Karena itu, untuk mencapai kerukunan
beragama yang harmonis, kiranya dialog antarumat beragama perlu diadakan secara
intensif agar tercipta saling pengertian antarkomunitas agama. Saling
pengertian itu akan memungkinkan antarkelompok saling menghormati. Keadaan itu
pada gilirannya akan menumbuhkan dan mengembangkan sikap toleran serta
memantapkan kerukunan antarumat beragama.
Dialog antaragama itu hanya bisa
dimulai bila ada keterbukaan sebuah agama terhadap agama lainnya.
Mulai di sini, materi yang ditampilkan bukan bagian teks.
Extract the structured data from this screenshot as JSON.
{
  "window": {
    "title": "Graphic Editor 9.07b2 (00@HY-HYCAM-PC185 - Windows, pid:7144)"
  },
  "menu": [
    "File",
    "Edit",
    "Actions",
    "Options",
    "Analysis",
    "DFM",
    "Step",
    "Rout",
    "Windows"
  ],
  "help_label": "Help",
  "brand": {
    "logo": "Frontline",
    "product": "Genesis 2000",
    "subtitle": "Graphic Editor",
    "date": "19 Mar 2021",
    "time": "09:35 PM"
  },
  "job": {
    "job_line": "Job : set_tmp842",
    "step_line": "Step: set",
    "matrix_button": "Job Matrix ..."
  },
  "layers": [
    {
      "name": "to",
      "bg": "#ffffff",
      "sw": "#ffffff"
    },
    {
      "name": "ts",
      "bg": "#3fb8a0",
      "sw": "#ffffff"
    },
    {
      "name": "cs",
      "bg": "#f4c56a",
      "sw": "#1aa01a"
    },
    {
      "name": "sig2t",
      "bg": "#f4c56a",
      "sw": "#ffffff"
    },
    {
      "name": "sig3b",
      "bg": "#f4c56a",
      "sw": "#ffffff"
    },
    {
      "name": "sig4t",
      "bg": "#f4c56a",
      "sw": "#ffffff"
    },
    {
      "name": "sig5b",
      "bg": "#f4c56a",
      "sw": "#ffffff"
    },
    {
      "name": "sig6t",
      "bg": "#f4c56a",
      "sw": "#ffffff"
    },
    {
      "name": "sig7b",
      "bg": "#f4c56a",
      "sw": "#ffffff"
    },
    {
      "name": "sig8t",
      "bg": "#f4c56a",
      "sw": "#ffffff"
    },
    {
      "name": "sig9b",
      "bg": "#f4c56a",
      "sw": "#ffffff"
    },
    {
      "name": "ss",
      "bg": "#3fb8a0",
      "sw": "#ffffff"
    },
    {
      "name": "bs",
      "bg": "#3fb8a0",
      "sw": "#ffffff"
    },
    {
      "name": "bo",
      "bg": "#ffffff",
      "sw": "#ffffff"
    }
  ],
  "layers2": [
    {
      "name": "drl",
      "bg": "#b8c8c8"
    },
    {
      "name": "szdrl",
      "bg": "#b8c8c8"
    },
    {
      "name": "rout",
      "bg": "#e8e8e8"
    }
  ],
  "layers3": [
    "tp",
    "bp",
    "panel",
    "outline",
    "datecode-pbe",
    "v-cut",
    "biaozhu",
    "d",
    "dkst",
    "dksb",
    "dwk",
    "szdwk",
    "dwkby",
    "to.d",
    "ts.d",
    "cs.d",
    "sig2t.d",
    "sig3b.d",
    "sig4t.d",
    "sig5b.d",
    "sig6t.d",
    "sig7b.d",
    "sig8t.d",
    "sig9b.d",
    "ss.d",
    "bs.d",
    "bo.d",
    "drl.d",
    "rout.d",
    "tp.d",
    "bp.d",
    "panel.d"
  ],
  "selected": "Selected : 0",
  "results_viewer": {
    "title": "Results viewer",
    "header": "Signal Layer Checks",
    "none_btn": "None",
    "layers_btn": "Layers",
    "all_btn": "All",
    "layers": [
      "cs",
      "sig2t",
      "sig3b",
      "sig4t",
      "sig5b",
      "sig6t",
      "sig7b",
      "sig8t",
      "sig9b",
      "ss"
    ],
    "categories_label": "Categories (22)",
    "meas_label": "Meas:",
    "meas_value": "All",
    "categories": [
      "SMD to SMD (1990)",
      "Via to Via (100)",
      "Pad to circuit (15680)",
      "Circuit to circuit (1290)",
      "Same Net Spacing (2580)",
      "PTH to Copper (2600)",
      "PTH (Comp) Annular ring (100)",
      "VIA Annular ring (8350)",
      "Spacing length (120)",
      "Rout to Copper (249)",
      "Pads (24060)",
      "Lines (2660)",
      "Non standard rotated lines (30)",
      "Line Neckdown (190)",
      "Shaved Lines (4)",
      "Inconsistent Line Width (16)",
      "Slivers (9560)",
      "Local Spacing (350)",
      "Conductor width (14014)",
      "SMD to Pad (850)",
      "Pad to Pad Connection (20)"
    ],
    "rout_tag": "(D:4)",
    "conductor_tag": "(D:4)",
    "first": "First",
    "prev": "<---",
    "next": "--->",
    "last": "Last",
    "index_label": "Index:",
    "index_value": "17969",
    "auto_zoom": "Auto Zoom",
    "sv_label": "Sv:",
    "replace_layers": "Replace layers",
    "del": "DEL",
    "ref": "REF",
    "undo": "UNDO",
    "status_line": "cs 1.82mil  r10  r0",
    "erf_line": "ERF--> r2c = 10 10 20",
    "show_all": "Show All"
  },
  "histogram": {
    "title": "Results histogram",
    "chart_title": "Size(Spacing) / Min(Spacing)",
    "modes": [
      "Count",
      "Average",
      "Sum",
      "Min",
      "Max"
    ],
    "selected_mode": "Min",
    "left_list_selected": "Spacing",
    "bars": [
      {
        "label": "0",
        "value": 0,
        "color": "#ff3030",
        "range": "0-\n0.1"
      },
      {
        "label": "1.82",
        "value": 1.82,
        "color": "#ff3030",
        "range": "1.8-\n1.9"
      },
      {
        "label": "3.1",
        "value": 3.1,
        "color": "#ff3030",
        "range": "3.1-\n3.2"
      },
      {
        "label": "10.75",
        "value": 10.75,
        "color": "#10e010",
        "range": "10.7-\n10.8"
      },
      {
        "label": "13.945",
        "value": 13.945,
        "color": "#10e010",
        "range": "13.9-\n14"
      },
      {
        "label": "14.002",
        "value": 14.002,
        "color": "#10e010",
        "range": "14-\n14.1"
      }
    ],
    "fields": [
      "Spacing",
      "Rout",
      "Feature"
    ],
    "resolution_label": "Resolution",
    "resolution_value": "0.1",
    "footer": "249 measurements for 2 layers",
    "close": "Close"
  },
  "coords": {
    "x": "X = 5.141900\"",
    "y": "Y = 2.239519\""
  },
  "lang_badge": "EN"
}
Persoalannya
mungkin baru muncul bila kemudian mulai dipersoalkan secara terperinci apa yang
dimaksud keterbukaan itu, segi-segi mana dari suatu agama yang memungkinkan
dirinya terbuka terhadap agama lain, pada tingkat mana keterbukaan itu dapat
dilaksanakan. Lalu, dalam modus bagaimana keterbukaan itu bisa dilakukan.
Barangkali penyelesaian konflik
anatarumat Bergama harus dimulai dengan menghilangkan rasa saling curiga dan
dendam antarsesama. Kalau kecurigaan dan dendam bisa dihilangkan barulah
melangkah pada dialog yang efektif yang melibatkan semua lapisan masyarakat.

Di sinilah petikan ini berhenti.